Where would your capitalist and what-the-market-will-bear attitude be then?

Thursday, March 12, 2009

Toque aqui para abierto la puerta.

Touch here to open door.

Door. Door. I read somewhere that door is one of the prettiest words in the English language. Door. What makes door so pretty? Door. The consonant is not really hard – though we think of d as a hard consonant – but neither is it soft. The two o’s in a row make a soothing sound. Door. Your tongue lightly presses, just the slightest touch – against the back of your front upper teeth and then retreats easily as your mouth opens slightly, almost as though your lips were ready to kiss the r of door goodbye as it slips out the threshold of your mouth, past the sweet doors that are your lips. Door.

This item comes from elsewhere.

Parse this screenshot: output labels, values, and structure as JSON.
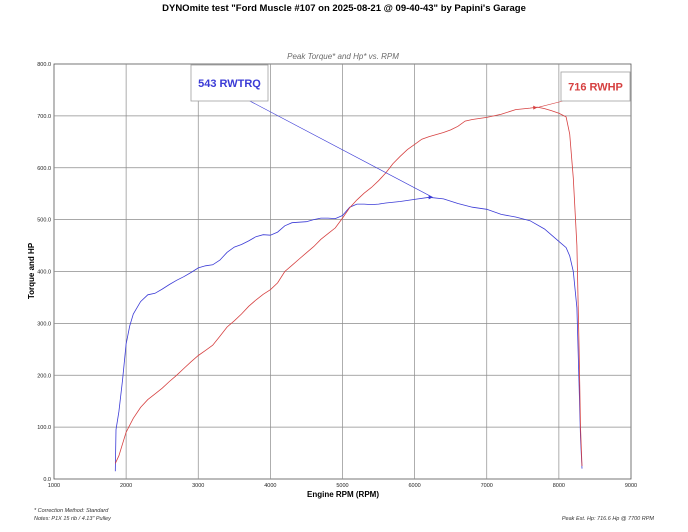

Doors swing open. Doors slam shut. Close the door. Shut the door. Slam the door. Oh, the meanness, the pettiness, the violence of doors. A door’s thickness, wideness, heaviness, slams in your face, shutting you out, or shutting you in. What’s so pretty about that?

Doors are portals, entryways. But to what? You walk through them. Sometimes you run into them. Sometimes they open wide, welcoming, come in, come in the door seems to say. Come in to home and hearth. To warmth, light, hot soup and tea. To family. To love. Come in. Come in. I have a door in my body. We all have doors in our bodies – many doors to our bodies. Who do we let in through the doors of our bodies? Who comes into my body and through what door? How do you come to be inside me? Through what door? And what doors lock you out? Lock me in?

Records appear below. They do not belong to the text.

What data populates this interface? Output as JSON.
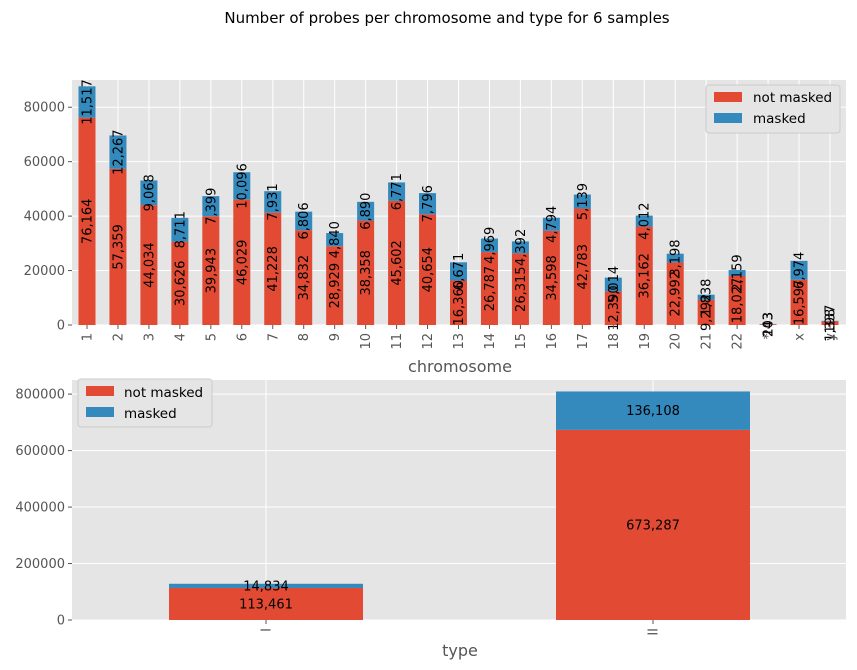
{
  "figure": {
    "suptitle": "Number of probes per chromosome and type for 6 samples"
  },
  "colors": {
    "not_masked": "#E24A33",
    "masked": "#348ABD",
    "plot_bg": "#E5E5E5",
    "grid": "#FFFFFF",
    "tick": "#555555"
  },
  "chart_data": [
    {
      "type": "bar",
      "stacked": true,
      "title": "",
      "xlabel": "chromosome",
      "ylabel": "",
      "ylim": [
        0,
        90000
      ],
      "yticks": [
        0,
        20000,
        40000,
        60000,
        80000
      ],
      "categories": [
        "1",
        "2",
        "3",
        "4",
        "5",
        "6",
        "7",
        "8",
        "9",
        "10",
        "11",
        "12",
        "13",
        "14",
        "15",
        "16",
        "17",
        "18",
        "19",
        "20",
        "21",
        "22",
        "*",
        "x",
        "y"
      ],
      "series": [
        {
          "name": "not masked",
          "values": [
            76164,
            57359,
            44034,
            30626,
            39943,
            46029,
            41228,
            34832,
            28929,
            38358,
            45602,
            40654,
            16360,
            26787,
            26315,
            34598,
            42783,
            12390,
            36162,
            22992,
            9292,
            18027,
            243,
            16597,
            1337
          ],
          "labels": [
            "76,164",
            "57,359",
            "44,034",
            "30,626",
            "39,943",
            "46,029",
            "41,228",
            "34,832",
            "28,929",
            "38,358",
            "45,602",
            "40,654",
            "16,360",
            "26,787",
            "26,315",
            "34,598",
            "42,783",
            "12,390",
            "36,162",
            "22,992",
            "9,292",
            "18,027",
            "243",
            "16,597",
            "1,337"
          ]
        },
        {
          "name": "masked",
          "values": [
            11517,
            12267,
            9068,
            8711,
            7399,
            10096,
            7931,
            6806,
            4840,
            6890,
            6771,
            7796,
            6671,
            4969,
            4392,
            4794,
            5139,
            5014,
            4012,
            3198,
            1838,
            2159,
            103,
            6974,
            198
          ],
          "labels": [
            "11,517",
            "12,267",
            "9,068",
            "8,711",
            "7,399",
            "10,096",
            "7,931",
            "6,806",
            "4,840",
            "6,890",
            "6,771",
            "7,796",
            "6,671",
            "4,969",
            "4,392",
            "4,794",
            "5,139",
            "5,014",
            "4,012",
            "3,198",
            "1,838",
            "2,159",
            "103",
            "6,974",
            "198"
          ]
        }
      ],
      "legend": {
        "position": "top-right",
        "entries": [
          "not masked",
          "masked"
        ]
      }
    },
    {
      "type": "bar",
      "stacked": true,
      "title": "",
      "xlabel": "type",
      "ylabel": "",
      "ylim": [
        0,
        850000
      ],
      "yticks": [
        0,
        200000,
        400000,
        600000,
        800000
      ],
      "categories": [
        "I",
        "II"
      ],
      "series": [
        {
          "name": "not masked",
          "values": [
            113461,
            673287
          ],
          "labels": [
            "113,461",
            "673,287"
          ]
        },
        {
          "name": "masked",
          "values": [
            14834,
            136108
          ],
          "labels": [
            "14,834",
            "136,108"
          ]
        }
      ],
      "legend": {
        "position": "top-left",
        "entries": [
          "not masked",
          "masked"
        ]
      }
    }
  ]
}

Locks. Now that’s something else. Lock is not a pretty word, though it starts off with an inviting lull. Lock. A strong word, a startling word. A word that carries weight.
L O CK. The c and k together carry the weight of the word, carry the weight at the end, create a sharp, but not high or tinny weight – sharp like a heavy butcher knife that comes down with a hard slam. Ah, so locks, like doors, can slam shut. Slam into you. Slam you out. LOCK. Lock is not a pretty word unless you spell it l o c h and then that means something quite different. A body of water, a lake. Maybe with a monster in it, but still pretty. Green-blue water on the surface, surrounded by emerald hills and grey skies hanging overhead, reaching down to touch the loch, make love to the loch, smother it in affection. Or neglect.

How can a body of water with a monster in it be pretty? What’s so pretty about a monster?

Who has the key to the loch? Does the monster have this key?

The man next to me sighs heavily (yet in some ways softly – if it wasn’t so quiet in here you wouldn’t think he had sighed heavily, you would think he had sighed softly). He is sighing as he writes, as he works on his novel. What has made him sigh? What part of his work has caused him to open the door of his sigh, the door of his chest and throat and larynx and let that soft sigh that sits so heavily come out and rest like a pudgy hand on my shoulder, on my ear lobe, in my brain? He sighs again. Does he know that he has become the subject of my forced write? He can’t read what I’m writing – he is about four feet away and focused on his own laptop, the screen with words across them – his screen doesn’t move. He is too busy sighing. Something must be wrong. Perhaps the protaganist in his novel is not behaving himself properly – perhaps going places and doing things he doesn’t like, doesn’t want the character to do. Perhaps he has lost control of his plot. Perhaps there’s a dog running down the streets of his novel, running amuck with a bone in its mouth – a bone that is really the rolled up wads of discarded proofs, discarded drafts that the man next to me rejected as not good enough, not witty enough, not compelling enough, not chiseled enough in syntax or perhaps just plain boring in range of events and scope of narrative. Poor fellow, no wonder he is sighing. If a dog ran through my work right now and dug into my wastebasket and came back with my garbage writing and somehow leaked it into my latest draft, I would sigh too.

But I don’t have that problem because I am not working on a draft. I am just writing. Just following the thread.

How did this all get started with the bus? With the words on the back-of-the-bus doors.

Toque aqui para abierto la puerta. Touch here to open door.


Compliments of last night's SUAW (Shut Up and Write) session.